Церковь не меньше, чем все общество, страдала от военно-полицейского гнета, от регламентации и фискальства. Играя роль одного из винтов, закручивавших крепостнический абсолютистский пресс, она сама испытывала то же давление, которое оказывала на подданных империи. Регламентированное положение церкви, впрочем, оказывалось отчасти полезным, отчасти давало вздохнуть от ее духовного гнета другим „департаментам". Так, военное ведомство могло более не опасаться погромных речей духовенства по поводу своей кадровой политики или военных планов. Правда, капитан-лейтенант Возницын, обращенный в иудейскую веру своим приятелем Борухом Лейбовым, был вместе с ним сожжен в июле 1738 года [4]. Литература, признанная при дворе, была во многом ограждена от церковной критики, хотя книги продолжали запрещаться Синодом, а авторы могли оказаться в заточении, как Н. И. Новиков. Духовным деятелям трудно было вмешиваться в работу ученого, имевшего гражданский чин и должность в Академии наук, однако и здесь секуляризация была связана с постоянной и подчас острой борьбой.

 

«Борода-глазам замена!»

«Борода-глазам замена!»

 

В один из весенних дней 1757 года (точно его установить невозможно, но где-то перед шестым марта) из здания Санкт-Петербургской императорской Академии наук окрестными дворниками наблюдалась ретирада весьма представительных духовных лиц. Подхватив полы своих дорогих одеяний, архиереи смело сигали в разлившиеся по мостовой лужи, не дожидаясь кучеров, и в брызгах весенних вод устремлялись к своим экипажам. За их спиной в академическом здании раздавался глухой рев, как если бы владыки потревожили в берлоге огромного российского медведя.

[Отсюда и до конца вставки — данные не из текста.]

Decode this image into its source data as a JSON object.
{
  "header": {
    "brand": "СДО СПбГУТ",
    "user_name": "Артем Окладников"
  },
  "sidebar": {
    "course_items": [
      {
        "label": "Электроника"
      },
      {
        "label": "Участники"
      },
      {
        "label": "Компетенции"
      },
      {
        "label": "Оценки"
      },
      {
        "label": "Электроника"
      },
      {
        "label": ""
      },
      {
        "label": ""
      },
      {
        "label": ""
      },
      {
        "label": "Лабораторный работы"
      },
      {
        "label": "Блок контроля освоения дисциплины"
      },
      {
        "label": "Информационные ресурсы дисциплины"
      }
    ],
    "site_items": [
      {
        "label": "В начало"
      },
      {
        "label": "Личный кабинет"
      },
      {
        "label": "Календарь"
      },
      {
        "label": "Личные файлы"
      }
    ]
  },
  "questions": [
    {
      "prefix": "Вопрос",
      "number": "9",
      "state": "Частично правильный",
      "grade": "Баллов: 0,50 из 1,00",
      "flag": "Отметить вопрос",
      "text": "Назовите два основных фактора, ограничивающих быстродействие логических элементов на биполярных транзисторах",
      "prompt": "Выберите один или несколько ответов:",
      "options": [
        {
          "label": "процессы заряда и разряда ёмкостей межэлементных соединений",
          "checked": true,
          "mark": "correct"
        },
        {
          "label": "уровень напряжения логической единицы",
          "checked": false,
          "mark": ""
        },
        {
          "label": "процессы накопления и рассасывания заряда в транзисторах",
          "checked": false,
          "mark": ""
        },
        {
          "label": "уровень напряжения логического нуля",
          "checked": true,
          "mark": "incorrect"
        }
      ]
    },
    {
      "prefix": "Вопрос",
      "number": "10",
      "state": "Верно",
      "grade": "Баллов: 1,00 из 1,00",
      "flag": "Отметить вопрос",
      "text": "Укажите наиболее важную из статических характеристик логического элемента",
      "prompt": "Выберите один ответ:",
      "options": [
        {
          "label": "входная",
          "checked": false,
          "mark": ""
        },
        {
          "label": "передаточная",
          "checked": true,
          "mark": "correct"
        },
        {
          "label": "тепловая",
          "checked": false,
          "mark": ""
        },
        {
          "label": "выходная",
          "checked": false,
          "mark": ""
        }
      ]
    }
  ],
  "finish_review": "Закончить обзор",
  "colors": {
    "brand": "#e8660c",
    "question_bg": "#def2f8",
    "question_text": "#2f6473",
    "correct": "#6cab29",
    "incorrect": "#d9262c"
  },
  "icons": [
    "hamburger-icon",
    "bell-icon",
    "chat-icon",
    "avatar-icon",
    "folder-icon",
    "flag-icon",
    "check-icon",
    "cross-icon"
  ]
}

Дверь в очередной раз распахнулась, и на крыльцо вывалил преогромнейший мужчина с круглым побагровевшим лицом, изрыгавший вослед поспешно удаляющимся экипажам совершенно непереводимые слова и длинные выражения. Грозно махнув палкой с золотым набалдашником, он убедился в конфузии неприятеля, вытер свой большой лоб зажатым в левой руке париком и, сильно хлопнув высокой дверью, так что с нее чуть не спрыгнули львиные морды, удалился восвояси.

При первом появлении мужчины дворники успокоились и продолжили привычный труд. Михайло Васильевич Ломоносов скандалил нередко, и сегодня не о чем было беспокоиться. Никто не был сброшен в воду, не выпал из окна, не восчувствовал на своей фигуре огромных кулаков академика и не требует доставки к ближайшему лекарю. Пресекать буйство Михаила Васильевича было небезопасно - да и отходчив был первейший русский поэт и ученый: коли не погнался за колясками, то более ничего не вытворит. Но дворники были не правы. Ломоносов удалился в сильнейшем гневе и в этот момент, ломая перья, уже начал гвоздить своих супротивников посильнее, чем кулаком.